Des opportunités émergent sur les marchés actions européens
La correction semble désormais suffisante pour envisager un sérieux rebond des indices de la zone euro
Publié le
J.-L. Buchalet, P. Sabatier, PrimeView
Comme nous l’anticipions au début du mois de mai, la fin de la saison de publication des résultats du premier trimestre a privé les marchés actions d’un des rares facteurs de soutien permettant de justifier la phase de hausse du mois d’avril. La macroéconomie a donc une nouvelle fois repris la main sur la microéconomie, avec en toile de fond le ralentissement de la croissance mondiale avec la multiplication des mauvaises nouvelles (indices ISM et PMI, emploi, etc.) ainsi que la résurgence du spectre de défaut de paiement de la dette grecque, entraînant une correction de -8,2% entre le 29 avril et le 6 juin pour l’EuroStoxx 50.
Les secteurs ayant été les plus pénalisés durant cette phase de baisse ont bien reflété les craintes macroéconomiques évoquées, avec un très fort recul de tous les secteurs cycliques et financiers. Désormais, l’ensemble de nos indicateurs de risque traduisent une opportunité d’entrée sur les marchés actions européens, la plupart des mauvaises nouvelles nous semblant bien intégrées dans les cours. D’ailleurs, la stabilisation du prix des matières premières ainsi que le rebond de l’euro face au dollar (qui aura chuté de 5,3% en moins de trois semaines) traduisent bien la moindre sensibilité des marchés actions aux mauvaises nouvelles à court terme.

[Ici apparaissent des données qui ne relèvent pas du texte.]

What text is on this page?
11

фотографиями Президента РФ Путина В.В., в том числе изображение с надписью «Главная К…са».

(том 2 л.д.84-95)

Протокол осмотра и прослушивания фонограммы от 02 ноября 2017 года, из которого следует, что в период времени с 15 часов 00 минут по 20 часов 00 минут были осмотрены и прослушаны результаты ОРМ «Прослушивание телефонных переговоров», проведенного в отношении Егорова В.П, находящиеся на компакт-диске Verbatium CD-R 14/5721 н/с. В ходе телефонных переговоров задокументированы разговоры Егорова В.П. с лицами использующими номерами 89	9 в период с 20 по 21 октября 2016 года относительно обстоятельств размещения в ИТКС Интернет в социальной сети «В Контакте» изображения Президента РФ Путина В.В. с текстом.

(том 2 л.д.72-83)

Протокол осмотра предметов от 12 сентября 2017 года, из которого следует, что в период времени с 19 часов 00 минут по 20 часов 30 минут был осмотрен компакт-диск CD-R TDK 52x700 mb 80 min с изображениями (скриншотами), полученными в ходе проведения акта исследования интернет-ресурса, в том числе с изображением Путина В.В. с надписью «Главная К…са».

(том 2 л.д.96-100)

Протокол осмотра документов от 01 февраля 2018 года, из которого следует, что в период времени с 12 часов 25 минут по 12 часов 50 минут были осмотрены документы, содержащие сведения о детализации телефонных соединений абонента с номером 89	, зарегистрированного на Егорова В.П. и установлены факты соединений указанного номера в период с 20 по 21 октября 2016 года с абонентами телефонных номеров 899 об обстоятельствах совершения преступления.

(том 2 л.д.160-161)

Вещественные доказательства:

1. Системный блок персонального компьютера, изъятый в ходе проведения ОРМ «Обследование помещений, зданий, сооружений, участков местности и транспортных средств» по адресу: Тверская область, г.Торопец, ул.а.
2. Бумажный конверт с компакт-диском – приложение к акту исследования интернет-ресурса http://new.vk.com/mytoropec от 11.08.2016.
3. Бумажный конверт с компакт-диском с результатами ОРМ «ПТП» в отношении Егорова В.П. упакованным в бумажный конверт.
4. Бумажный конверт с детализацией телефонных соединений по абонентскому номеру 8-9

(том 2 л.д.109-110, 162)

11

L’ampleur du recul des marchés actions depuis cinq semaines rend ainsi la poursuite de la correction très peu probable en Europe, en particulier pour l’EuroStoxx 50. Comme nous l’indique le graphique ci-dessous, il n’existe que 8,3% de cas dans l’histoire pour lesquels l’indice de la zone euro a corrigé de plus de 8,2% en 26 jours ouvrés. Dans une moindre mesure, la respiration du S&P 500 de -5,7% depuis le 29 avril tend également à nous rassurer: dans l’histoire boursière américaine, nous n’avons dénombré là encore que 8% des cas pour lesquels l’indice large américain a connu une correction supérieure aux niveaux actuels en seulement 26 jours ouvrés.
Dans ces conditions, nous redevenons positifs sur les marchés actions européens, en privilégiant l’EuroStoxx 50 qui devrait bénéficier d’un rebond plus important que le Stoxx 50, après avoir sous-performé celui-ci de -490 points de base en mai.